A quest for seamless client journeys
James turned his gaze on the quest for differentiation, noting that from his perspective of working across the region with many leading banks and firms, a key objective must be to make the client journey more seamless, less ‘clunky’ and more ‘frictionless’, as he termed it.
“As a general theme, a lot of the technologies and the client experiences today are still quite siloed, so there is a resultant friction in the system, where things that you think should be obvious and easy to do, are not actually easy,” he explained. “This means a fairly quick win can result from focusing on data, connecting all these data dots in your organisations and thereby making client journeys more intuitive, frictionless and also more personalised.”
He said the wealth industry is still far from delivering hyper-personalisation. “We know from surveys that the way clients ‘feel’ about their experience influences some 70% of their buying decision, meaning that it is their emotional response to the client experience that drives their loyalty and activity,” he explained.
The transition to fee-based wealth management
James expanded on these concepts, noting that within APAC, Australia and Japan are the most advanced in these areas, with a transition taking place from product-driven wealth management to more of an advisory and fee-based proposition.
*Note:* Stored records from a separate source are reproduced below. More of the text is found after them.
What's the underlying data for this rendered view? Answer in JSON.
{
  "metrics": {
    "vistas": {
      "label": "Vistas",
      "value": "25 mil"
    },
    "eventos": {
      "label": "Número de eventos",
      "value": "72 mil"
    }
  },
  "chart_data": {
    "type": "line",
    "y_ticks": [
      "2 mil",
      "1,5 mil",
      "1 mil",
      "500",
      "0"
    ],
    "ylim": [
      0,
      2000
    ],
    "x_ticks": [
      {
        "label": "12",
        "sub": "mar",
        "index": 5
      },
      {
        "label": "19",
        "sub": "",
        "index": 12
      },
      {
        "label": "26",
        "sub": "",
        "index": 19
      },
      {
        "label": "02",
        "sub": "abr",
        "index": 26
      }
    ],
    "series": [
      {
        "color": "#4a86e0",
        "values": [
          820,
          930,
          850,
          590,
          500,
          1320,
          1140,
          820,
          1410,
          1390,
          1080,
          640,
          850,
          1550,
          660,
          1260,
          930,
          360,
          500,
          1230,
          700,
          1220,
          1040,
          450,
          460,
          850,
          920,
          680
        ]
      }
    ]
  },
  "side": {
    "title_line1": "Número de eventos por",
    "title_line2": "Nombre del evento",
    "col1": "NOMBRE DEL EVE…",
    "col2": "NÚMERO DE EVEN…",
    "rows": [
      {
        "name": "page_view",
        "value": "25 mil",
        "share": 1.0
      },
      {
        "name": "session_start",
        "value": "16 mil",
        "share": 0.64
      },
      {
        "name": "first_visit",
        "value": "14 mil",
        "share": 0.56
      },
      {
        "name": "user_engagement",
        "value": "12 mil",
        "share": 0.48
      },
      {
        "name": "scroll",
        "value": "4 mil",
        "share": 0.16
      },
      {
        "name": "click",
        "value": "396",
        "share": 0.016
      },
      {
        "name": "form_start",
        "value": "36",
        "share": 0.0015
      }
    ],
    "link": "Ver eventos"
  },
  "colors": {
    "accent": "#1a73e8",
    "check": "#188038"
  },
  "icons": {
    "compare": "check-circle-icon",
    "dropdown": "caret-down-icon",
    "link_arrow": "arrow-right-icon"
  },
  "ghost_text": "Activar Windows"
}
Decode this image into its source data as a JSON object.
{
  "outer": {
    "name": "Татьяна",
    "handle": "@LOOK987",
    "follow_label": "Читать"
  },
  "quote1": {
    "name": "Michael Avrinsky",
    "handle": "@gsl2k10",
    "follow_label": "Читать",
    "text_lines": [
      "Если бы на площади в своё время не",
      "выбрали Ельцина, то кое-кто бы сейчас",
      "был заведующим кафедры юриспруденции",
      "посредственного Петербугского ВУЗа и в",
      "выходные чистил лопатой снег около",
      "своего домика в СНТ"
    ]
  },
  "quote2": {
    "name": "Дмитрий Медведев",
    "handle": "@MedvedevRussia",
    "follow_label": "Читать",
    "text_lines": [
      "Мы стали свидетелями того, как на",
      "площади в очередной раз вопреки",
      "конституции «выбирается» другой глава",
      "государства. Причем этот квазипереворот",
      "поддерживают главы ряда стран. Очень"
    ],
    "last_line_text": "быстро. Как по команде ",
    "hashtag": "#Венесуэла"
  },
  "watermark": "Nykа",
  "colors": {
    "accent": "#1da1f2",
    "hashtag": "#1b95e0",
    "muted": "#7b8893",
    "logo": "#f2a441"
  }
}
He explained that the advisory-based offering is driven not be age or wealth but more by the need for planning – and the type of planning needed – helping clients understand and communicate their goals and hopes, and then helping deliver planning around achieving those life goals.
A lot of this can be significantly accelerated and improved upon by the clever use of data, which drives personalisation and relevance, and helps tailor conversations, advice and also products – specifically around the framework and conversations around longer-term horizons, he explained. “But actually, we are rather at the beginning of the journey to shift from product sales to advisory income and DPM in most of Asia, without a doubt,” he said. “Nevertheless, the journey can start, and it should begin with the right combination of leveraging data and smart digital tools.”
He added that another core element is what he called digital ‘empathy’, which he said is an understanding between the adviser and the end-client, so they see themselves on the journey together and the RMs and advisers are cognisant of the customer's hopes, dreams and fears. “In this way, it really becomes personalised planning, and to achieve that at scale you need the right technologies,” he stated.
He drew his observations towards a close by noting that if wealth managers manage to retain their clients and win a greater share of wallet as trusted advisers, the next step should be to leverage those successes through stimulating a network effect to bring in new clients as well. “You then achieve growth through retention and growth through new clients coming into the network,” he explained.
Verner concluded with the observation that the technology that can help achieve these goals should be layered in efficiently, in a modular manner, as digital transformation can be expensive and time consuming. “You need to ensure that your cost to serve is in tune with the market potential and your broader objectives,” he said. “Consequently, our own early discussions with our clients focus on helping position them for this growth and retention agenda, and also on helping them reduce costs and enhance other operational efficiencies. If you can get those areas right, then you are well positioned to take advantage of the great growth potential that this dynamic region offers.”